Droplets shine white light back at laser

Sept. 1, 2002
Because the white light is emitted from the point the laser beam is absorbed, it forms a beam that retraces the path of the incoming laser light.

A group of European and American scientists has discovered a way of making water droplets emit a beam of white light (and then explode). The light and subsequent self-destruction are caused by the creation of plasma within the droplets. The phenomenon may one day make it easy to remotely determine the chemical constituents of aerosols.

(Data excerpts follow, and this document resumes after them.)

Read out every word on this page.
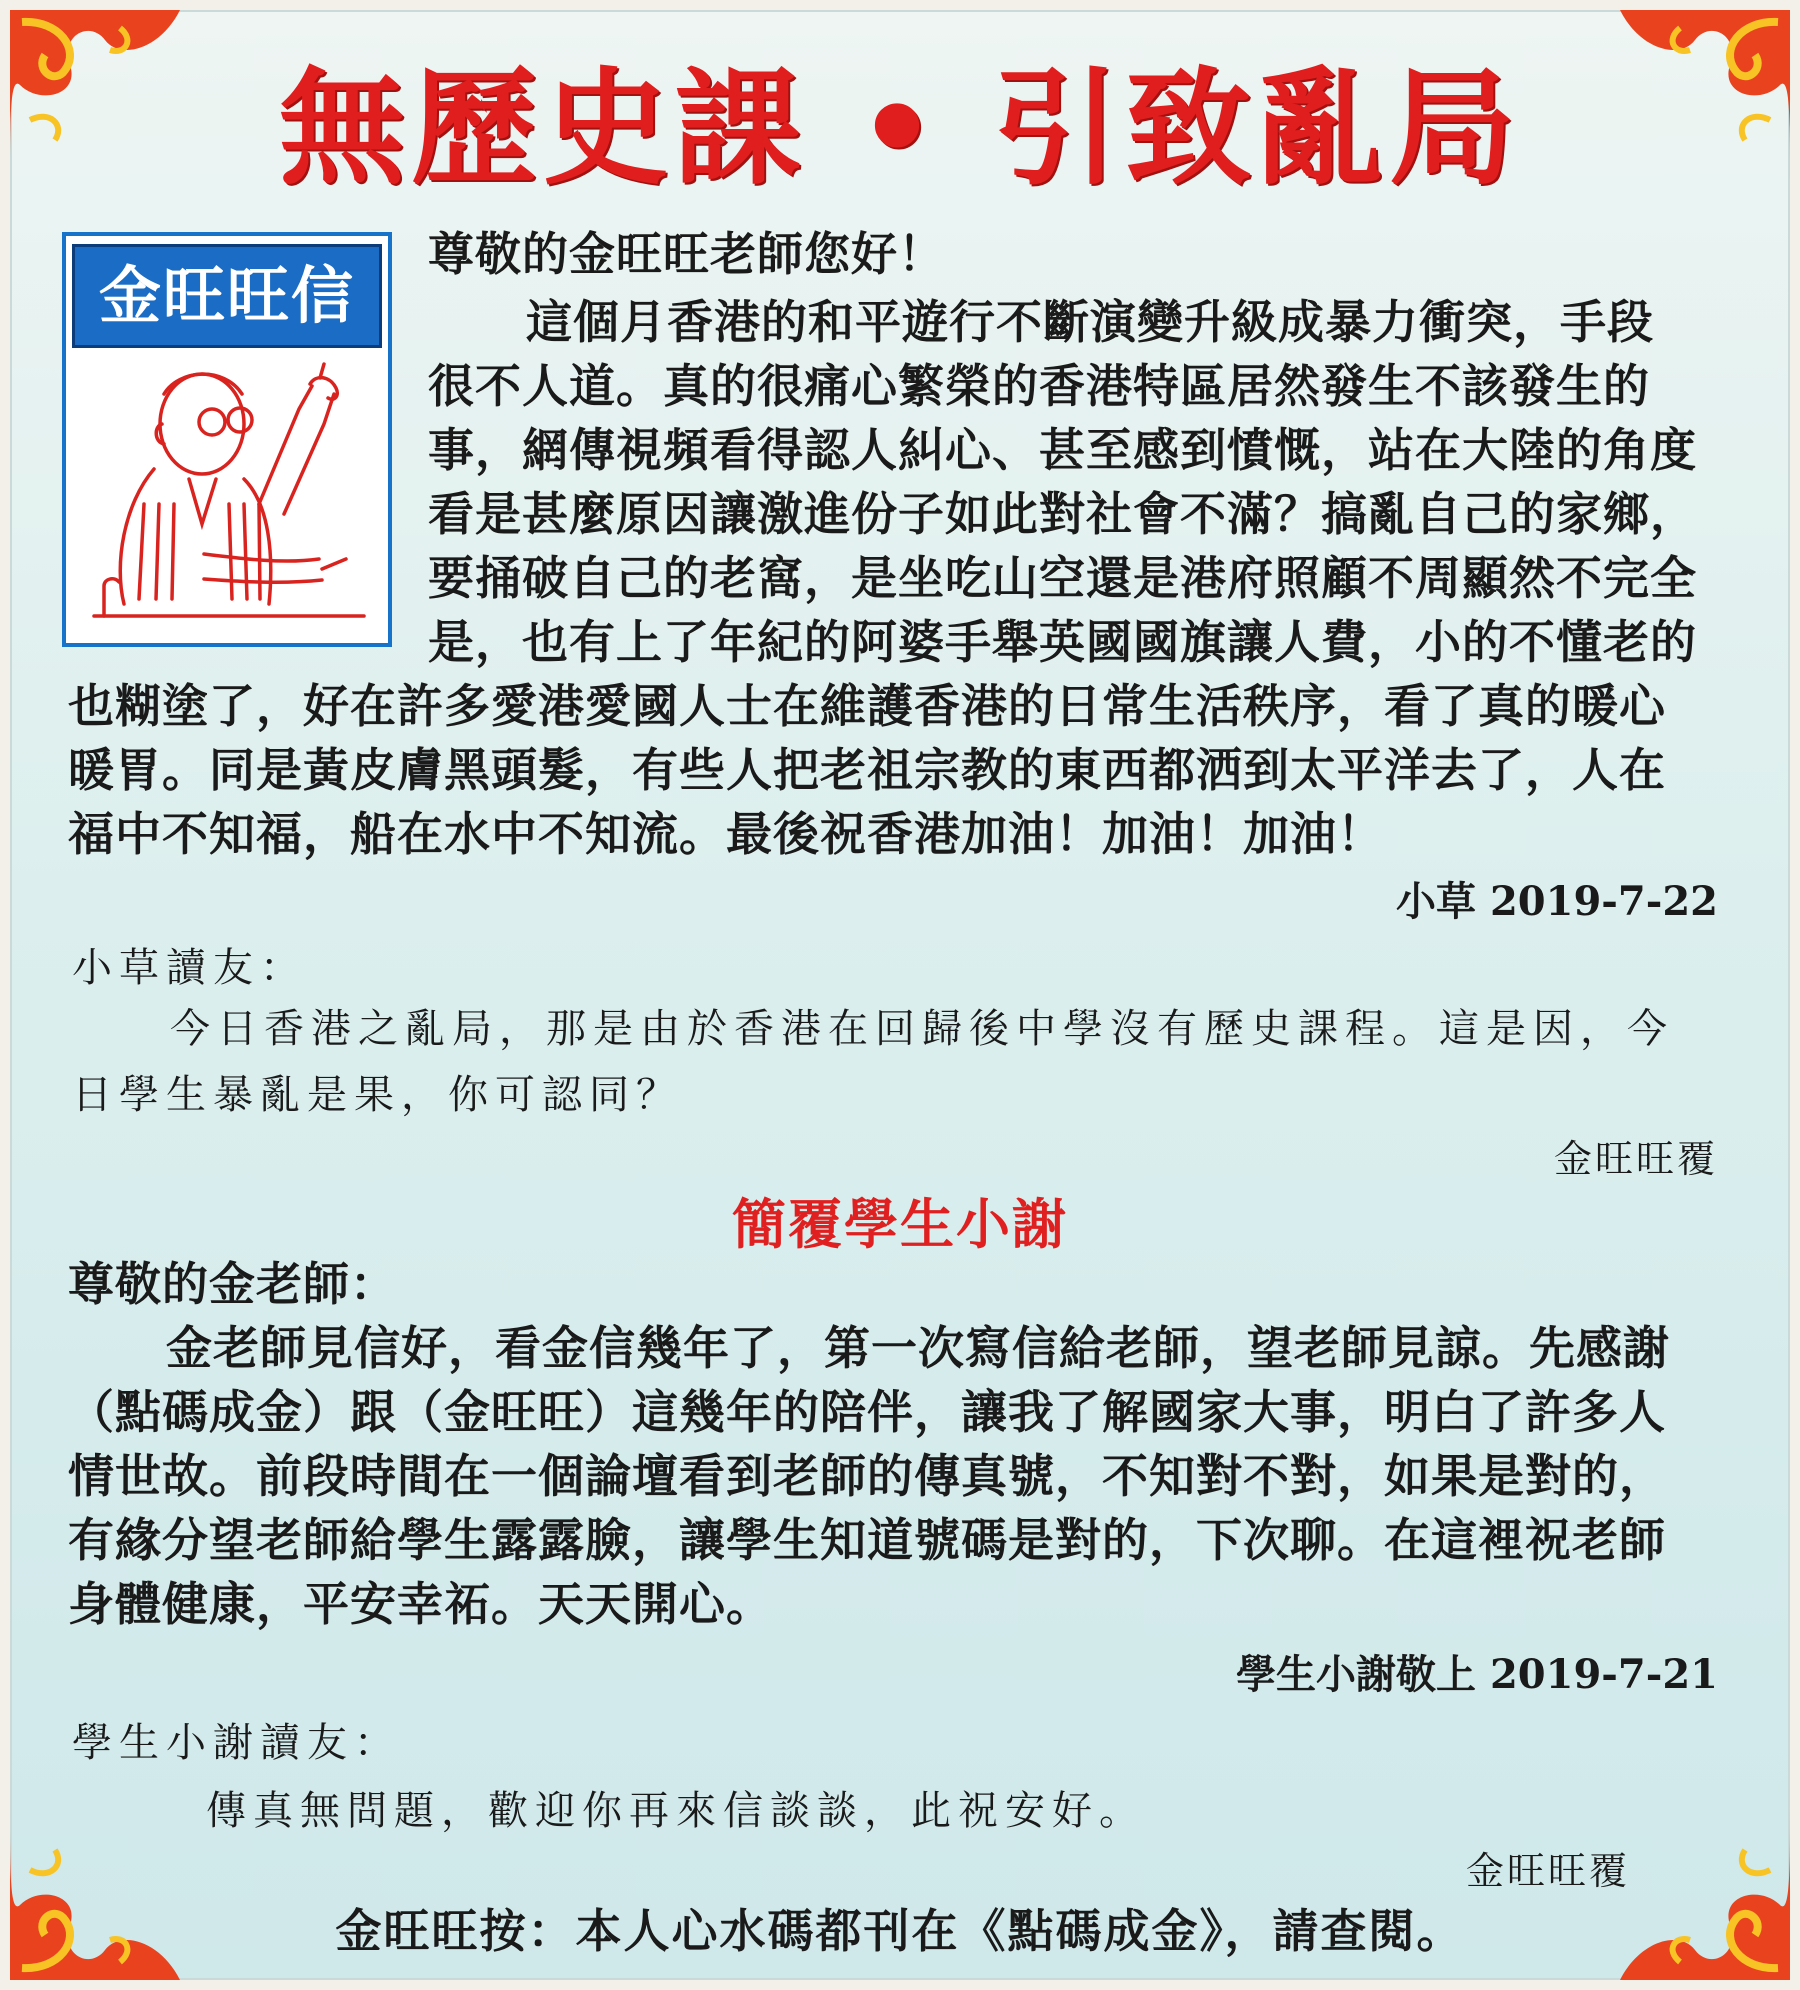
無歷史課 • 引致亂局
金旺旺信箱
尊敬的金旺旺老師您好！
這個月香港的和平遊行不斷演變升級成暴力衝突，手段
很不人道。真的很痛心繁榮的香港特區居然發生不該發生的
事，網傳視頻看得認人糾心、甚至感到憤慨，站在大陸的角度
看是甚麼原因讓激進份子如此對社會不滿？搞亂自己的家鄉，
要捅破自己的老窩，是坐吃山空還是港府照顧不周顯然不完全
是，也有上了年紀的阿婆手舉英國國旗讓人費，小的不懂老的
也糊塗了，好在許多愛港愛國人士在維護香港的日常生活秩序，看了真的暖心
暖胃。同是黃皮膚黑頭髮，有些人把老祖宗教的東西都洒到太平洋去了，人在
福中不知福，船在水中不知流。最後祝香港加油！加油！加油！
小草 2019-7-22
小草讀友：
今日香港之亂局，那是由於香港在回歸後中學沒有歷史課程。這是因，今
日學生暴亂是果，你可認同？
金旺旺覆
簡覆學生小謝
尊敬的金老師：
金老師見信好，看金信幾年了，第一次寫信給老師，望老師見諒。先感謝
（點碼成金）跟（金旺旺）這幾年的陪伴，讓我了解國家大事，明白了許多人
情世故。前段時間在一個論壇看到老師的傳真號，不知對不對，如果是對的，
有緣分望老師給學生露露臉，讓學生知道號碼是對的，下次聊。在這裡祝老師
身體健康，平安幸祏。天天開心。
學生小謝敬上 2019-7-21
學生小謝讀友：
傳真無問題，歡迎你再來信談談，此祝安好。
金旺旺覆
金旺旺按：本人心水碼都刊在《點碼成金》，請查閱。
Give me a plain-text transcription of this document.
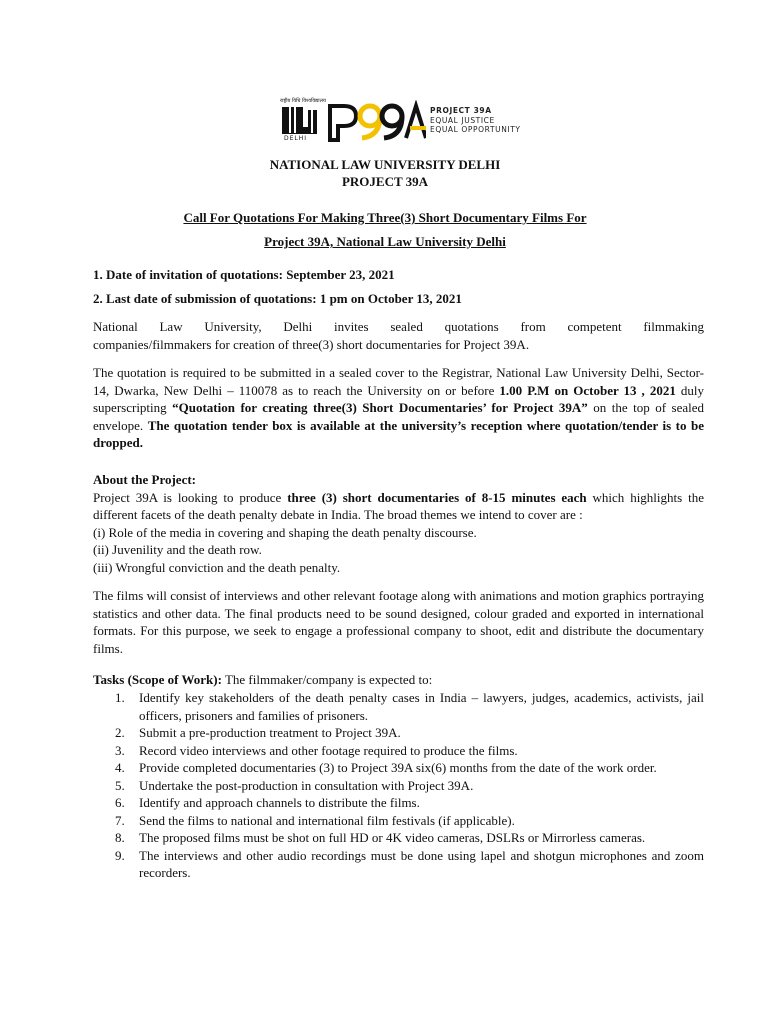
राष्ट्रीय विधि विश्वविद्यालय
DELHI
PROJECT 39A
EQUAL JUSTICE
EQUAL OPPORTUNITY
NATIONAL LAW UNIVERSITY DELHI
PROJECT 39A
Call For Quotations For Making Three(3) Short Documentary Films For
Project 39A, National Law University Delhi
1. Date of invitation of quotations: September 23, 2021
2. Last date of submission of quotations: 1 pm on October 13, 2021
National Law University, Delhi invites sealed quotations from competent filmmaking
companies/filmmakers for creation of three(3) short documentaries for Project 39A.
The quotation is required to be submitted in a sealed cover to the Registrar, National Law University Delhi, Sector- 14, Dwarka, New Delhi – 110078 as to reach the University on or before 1.00 P.M on October 13 , 2021 duly superscripting “Quotation for creating three(3) Short Documentaries’ for Project 39A” on the top of sealed envelope. The quotation tender box is available at the university’s reception where quotation/tender is to be dropped.
About the Project:
Project 39A is looking to produce three (3) short documentaries of 8-15 minutes each which highlights the different facets of the death penalty debate in India. The broad themes we intend to cover are :
(i) Role of the media in covering and shaping the death penalty discourse.
(ii) Juvenility and the death row.
(iii) Wrongful conviction and the death penalty.
The films will consist of interviews and other relevant footage along with animations and motion graphics portraying statistics and other data. The final products need to be sound designed, colour graded and exported in international formats. For this purpose, we seek to engage a professional company to shoot, edit and distribute the documentary films.
Tasks (Scope of Work): The filmmaker/company is expected to:
1. Identify key stakeholders of the death penalty cases in India – lawyers, judges, academics, activists, jail officers, prisoners and families of prisoners.
2. Submit a pre-production treatment to Project 39A.
3. Record video interviews and other footage required to produce the films.
4. Provide completed documentaries (3) to Project 39A six(6) months from the date of the work order.
5. Undertake the post-production in consultation with Project 39A.
6. Identify and approach channels to distribute the films.
7. Send the films to national and international film festivals (if applicable).
8. The proposed films must be shot on full HD or 4K video cameras, DSLRs or Mirrorless cameras.
9. The interviews and other audio recordings must be done using lapel and shotgun microphones and zoom recorders.
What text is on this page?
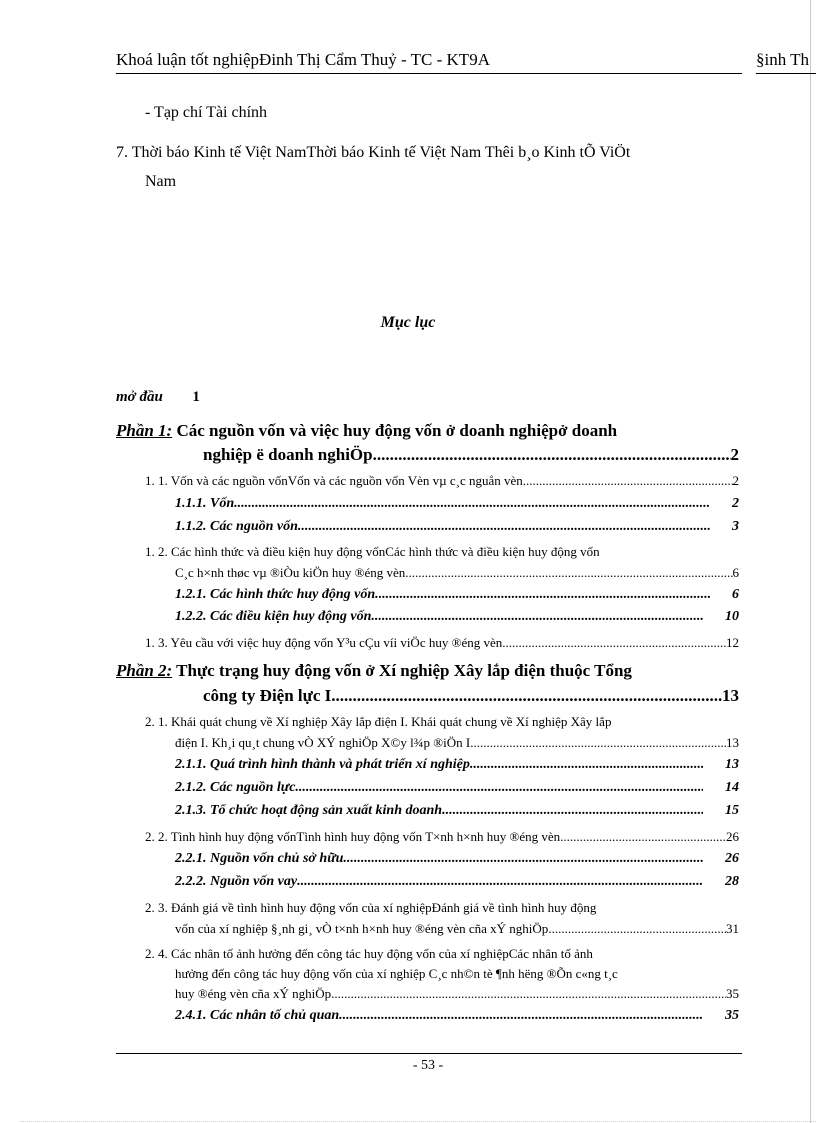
Khoá luận tốt nghiệpĐinh Thị Cẩm Thuỷ - TC - KT9A	§inh Th
- Tạp chí Tài chính
7. Thời báo Kinh tế Việt NamThời báo Kinh tế Việt Nam Thêi b¸o Kinh tÕ ViÖt
Nam
Mục lục
mở đầu 1
Phần 1: Các nguồn vốn và việc huy động vốn ở doanh nghiệpở doanh
nghiệp ë doanh nghiÖp .....	2
1. 1. Vốn và các nguồn vốnVốn và các nguồn vốn Vèn vµ c¸c nguån vèn .....	2
1.1.1. Vốn .....	2
1.1.2. Các nguồn vốn .....	3
1. 2. Các hình thức và điều kiện huy động vốnCác hình thức và điều kiện huy động vốn
C¸c h×nh thøc vµ ®iÒu kiÖn huy ®éng vèn .....	6
1.2.1. Các hình thức huy động vốn. .....	6
1.2.2. Các điều kiện huy động vốn .....	10
1. 3. Yêu cầu với việc huy động vốn Y³u cÇu víi viÖc huy ®éng vèn .....	12
Phần 2: Thực trạng huy động vốn ở Xí nghiệp Xây lắp điện thuộc Tổng
công ty Điện lực I .....	13
2. 1. Khái quát chung về Xí nghiệp Xây lắp điện I. Khái quát chung về Xí nghiệp Xây lắp
điện I. Kh¸i qu¸t chung vÒ XÝ nghiÖp X©y l¾p ®iÖn I .....	13
2.1.1. Quá trình hình thành và phát triển xí nghiệp. .....	13
2.1.2. Các nguồn lực .....	14
2.1.3. Tổ chức hoạt động sản xuất kinh doanh .....	15
2. 2. Tình hình huy động vốnTình hình huy động vốn T×nh h×nh huy ®éng vèn .....	26
2.2.1. Nguồn vốn chủ sở hữu .....	26
2.2.2. Nguồn vốn vay .....	28
2. 3. Đánh giá về tình hình huy động vốn của xí nghiệpĐánh giá về tình hình huy động
vốn của xí nghiệp §¸nh gi¸ vÒ t×nh h×nh huy ®éng vèn cña xÝ nghiÖp .....	31
2. 4. Các nhân tố ảnh hưởng đến công tác huy động vốn của xí nghiệpCác nhân tố ảnh
hưởng đến công tác huy động vốn của xí nghiệp C¸c nh©n tè ¶nh hëng ®Õn c«ng t¸c
huy ®éng vèn cña xÝ nghiÖp .....	35
2.4.1. Các nhân tố chủ quan .....	35
- 53 -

Researchers from the Université Lyon (Villeurbanne, France), the Army Research Laboratory (Adelphi, MD), Yale University (New Haven, CT), and the Freie Universität Berlin (Berlin, Germany) bombard small droplets with ultrafast laser pulses, which are focused by the droplets' spherical shape, then partially reflected off their back surfaces.1 Multiphoton absorption at the internal focus causes laser-induced breakdown and ionization of water, further absorption of laser light, and production of white light. The light is nonpolarized and corresponds to blackbody emission.

Because the white light is emitted from the point the laser beam is absorbed, it forms a beam that retraces the path of the incoming laser light. "You have a situation similar to a very tiny light bulb placed very eccentrically at the internal focus of a glass microlens," says Véronique Boutou, a Université Lyon researcher. "You thus refocus the emitted light in the incoming direction. The situation can be seen as an example of the reciprocity principle."

A Ti:sapphire laser emits 120-fs pulses at 810 nm at a 20-Hz repetition rate. Droplets 50 to 70 µm in diameter are produced in time with the laser pulses so that each pulse hits one droplet. The near-infrared wavelength of the source means that five photons must be absorbed to ionize one water molecule. The far-field angular distribution of the white-light beam shows a lobe at 150° in addition to the 180º return beam.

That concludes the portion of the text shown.